5. Rights of the data subject

You have the right:

  • Pursuant to Article 15 GDPR to request information about your personal data that we process. In particular, you may request information about the purposes of processing, category of personal data, categories of recipients to whom your data have been or will be disclosed, the planned duration of storage, the existence of a right to rectification, erasure, restriction of processing or objection, the right to lodge a complaint, the origin of your data if we did not collect them ourselves, and about the existence of automated decision-making including profiling, and where applicable meaningful information about the details thereof;
  • Pursuant to Article 16 GDPR to immediately request the rectification of inaccurate or incomplete personal data relating to you stored by us;
  • Pursuant to Article 17 GDPR to request the erasure of personal data relating to you stored by us, unless processing is required for the exercising of the right to freedom of expression and information, for compliance with a legal obligation, for reasons of the public interest, or for the establishment, exercise, or defence of legal claims;
  • Pursuant to Article 18 GDPR to request the restriction of processing of your personal data insofar as you dispute the accuracy of the data, or processing is unlawful and you decline their erasure and we no longer need the data but you require them for the establishment, exercise, or defence of legal claims, or you have submitted an objection to processing pursuant to Article 21 GDPR;
  • Pursuant to Article 20 GDPR to receive the personal data relating to you that you have provided to us in a structured, commonly used and machine-readable format, or to request the transfer of the same to another controller;
  • Pursuant to Article 7, Para. 3 GDPR to at any time revoke any consent you have provided to us. This will result in us no longer being permitted to continue the data processing that this consent relates to in the future, and
  • Pursuant to Article 77 GDPR to lodge a complaint to a supervisory authority. Generally, you can contact the supervisory authority for your usual place of residence or the registered headquarters of our company for this purpose.

6. Right to object

If your personal data is processed based on legitimate interests pursuant to Article 6, Para. 1, Sentence 1 f) GDPR, you have the right to submit an objection to the processing of your personal data pursuant to Article 21 GDPR, provided that there are reasons to do so arising from your particular situation, or if the objection relates to direct advertising. In the latter case, you have a general right to object, which we will implement without requiring a particular situation to be stated.

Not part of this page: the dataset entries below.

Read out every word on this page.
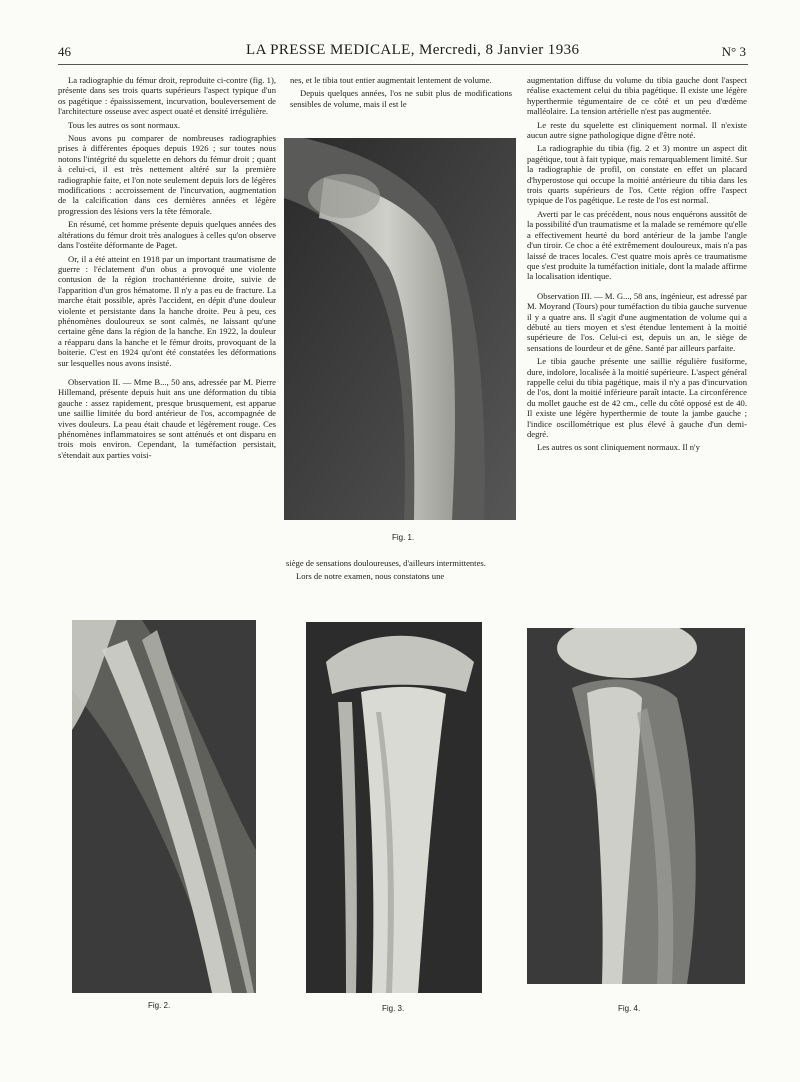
46	LA PRESSE MEDICALE, Mercredi, 8 Janvier 1936	N° 3

La radiographie du fémur droit, reproduite ci-contre (fig. 1), présente dans ses trois quarts supérieurs l'aspect typique d'un os pagétique : épaississement, incurvation, bouleversement de l'architecture osseuse avec aspect ouaté et densité irrégulière.

Tous les autres os sont normaux.

Nous avons pu comparer de nombreuses radiographies prises à différentes époques depuis 1926 ; sur toutes nous notons l'intégrité du squelette en dehors du fémur droit ; quant à celui-ci, il est très nettement altéré sur la première radiographie faite, et l'on note seulement depuis lors de légères modifications : accroissement de l'incurvation, augmentation de la calcification dans ces dernières années et légère progression des lésions vers la tête fémorale.

En résumé, cet homme présente depuis quelques années des altérations du fémur droit très analogues à celles qu'on observe dans l'ostéite déformante de Paget.

Or, il a été atteint en 1918 par un important traumatisme de guerre : l'éclatement d'un obus a provoqué une violente contusion de la région trochantérienne droite, suivie de l'apparition d'un gros hématome. Il n'y a pas eu de fracture. La marche était possible, après l'accident, en dépit d'une douleur violente et persistante dans la hanche droite. Peu à peu, ces phénomènes douloureux se sont calmés, ne laissant qu'une certaine gêne dans la région de la hanche. En 1922, la douleur a réapparu dans la hanche et le fémur droits, provoquant de la boiterie. C'est en 1924 qu'ont été constatées les déformations sur lesquelles nous avons insisté.

Observation II. — Mme B..., 50 ans, adressée par M. Pierre Hillemand, présente depuis huit ans une déformation du tibia gauche : assez rapidement, presque brusquement, est apparue une saillie limitée du bord antérieur de l'os, accompagnée de vives douleurs. La peau était chaude et légèrement rouge. Ces phénomènes inflammatoires se sont atténués et ont disparu en trois mois environ. Cependant, la tuméfaction persistait, s'étendait aux parties voisi-

nes, et le tibia tout entier augmentait lentement de volume.

Depuis quelques années, l'os ne subit plus de modifications sensibles de volume, mais il est le

Fig. 1.

siège de sensations douloureuses, d'ailleurs intermittentes.

Lors de notre examen, nous constatons une

augmentation diffuse du volume du tibia gauche dont l'aspect réalise exactement celui du tibia pagétique. Il existe une légère hyperthermie tégumentaire de ce côté et un peu d'œdème malléolaire. La tension artérielle n'est pas augmentée.

Le reste du squelette est cliniquement normal. Il n'existe aucun autre signe pathologique digne d'être noté.

La radiographie du tibia (fig. 2 et 3) montre un aspect dit pagétique, tout à fait typique, mais remarquablement limité. Sur la radiographie de profil, on constate en effet un placard d'hyperostose qui occupe la moitié antérieure du tibia dans les trois quarts supérieurs de l'os. Cette région offre l'aspect typique de l'os pagétique. Le reste de l'os est normal.

Averti par le cas précédent, nous nous enquérons aussitôt de la possibilité d'un traumatisme et la malade se remémore qu'elle a effectivement heurté du bord antérieur de la jambe l'angle d'un tiroir. Ce choc a été extrêmement douloureux, mais n'a pas laissé de traces locales. C'est quatre mois après ce traumatisme que s'est produite la tuméfaction initiale, dont la malade affirme la localisation identique.

Observation III. — M. G..., 58 ans, ingénieur, est adressé par M. Moyrand (Tours) pour tuméfaction du tibia gauche survenue il y a quatre ans. Il s'agit d'une augmentation de volume qui a débuté au tiers moyen et s'est étendue lentement à la moitié supérieure de l'os. Celui-ci est, depuis un an, le siège de sensations de lourdeur et de gêne. Santé par ailleurs parfaite.

Le tibia gauche présente une saillie régulière fusiforme, dure, indolore, localisée à la moitié supérieure. L'aspect général rappelle celui du tibia pagétique, mais il n'y a pas d'incurvation de l'os, dont la moitié inférieure paraît intacte. La circonférence du mollet gauche est de 42 cm., celle du côté opposé est de 40. Il existe une légère hyperthermie de toute la jambe gauche ; l'indice oscillométrique est plus élevé à gauche d'un demi-degré.

Les autres os sont cliniquement normaux. Il n'y

Fig. 2.	Fig. 3.	Fig. 4.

If you would like to exercise your right to revoke consent or to object, it is sufficient to do so by sending an e-mail to [email protected] 

7. Data security

During your visit to our website, we use the popular SSL (Secure Socket Layer) process in conjunction with the highest level of encryption supported by your browser. This is generally 256-bit encryption. If your browser does not support 256-bit encryption, we will use 128-bit v3 technology instead. You can verify that information is being transmitted in encrypted format on the individual pages of our website by checking for the locked padlock/key icon in the bottom status bar of your browser.

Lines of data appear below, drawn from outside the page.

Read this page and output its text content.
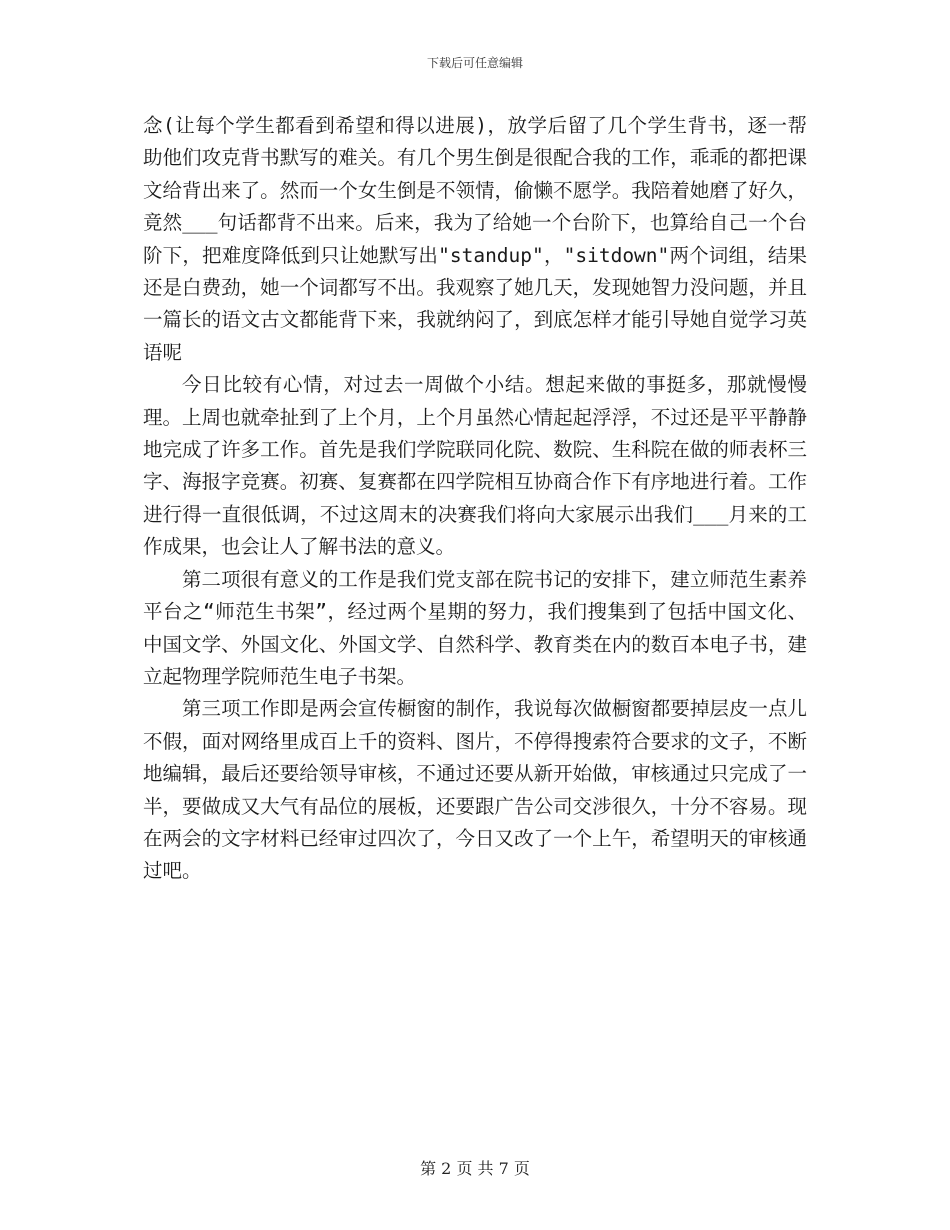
下载后可任意编辑

念(让每个学生都看到希望和得以进展)，放学后留了几个学生背书，逐一帮助他们攻克背书默写的难关。有几个男生倒是很配合我的工作，乖乖的都把课文给背出来了。然而一个女生倒是不领情，偷懒不愿学。我陪着她磨了好久，竟然___句话都背不出来。后来，我为了给她一个台阶下，也算给自己一个台阶下，把难度降低到只让她默写出"standup"，"sitdown"两个词组，结果还是白费劲，她一个词都写不出。我观察了她几天，发现她智力没问题，并且一篇长的语文古文都能背下来，我就纳闷了，到底怎样才能引导她自觉学习英语呢

今日比较有心情，对过去一周做个小结。想起来做的事挺多，那就慢慢理。上周也就牵扯到了上个月，上个月虽然心情起起浮浮，不过还是平平静静地完成了许多工作。首先是我们学院联同化院、数院、生科院在做的师表杯三字、海报字竞赛。初赛、复赛都在四学院相互协商合作下有序地进行着。工作进行得一直很低调，不过这周末的决赛我们将向大家展示出我们___月来的工作成果，也会让人了解书法的意义。

第二项很有意义的工作是我们党支部在院书记的安排下，建立师范生素养平台之“师范生书架”，经过两个星期的努力，我们搜集到了包括中国文化、中国文学、外国文化、外国文学、自然科学、教育类在内的数百本电子书，建立起物理学院师范生电子书架。

第三项工作即是两会宣传橱窗的制作，我说每次做橱窗都要掉层皮一点儿不假，面对网络里成百上千的资料、图片，不停得搜索符合要求的文子，不断地编辑，最后还要给领导审核，不通过还要从新开始做，审核通过只完成了一半，要做成又大气有品位的展板，还要跟广告公司交涉很久，十分不容易。现在两会的文字材料已经审过四次了，今日又改了一个上午，希望明天的审核通过吧。

第 2 页 共 7 页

We also use appropriate technical and organisational security measures to protect your data against accidental or intentional manipulation, partial or full loss, destruction or unauthorised access by third parties. Our security measures are continually being improved in line with technological developments.

8. Obligation to make data available

In the context of using the website, you are required to make available personal data that are essential for service provision. Without these data, we are not able to provide the service.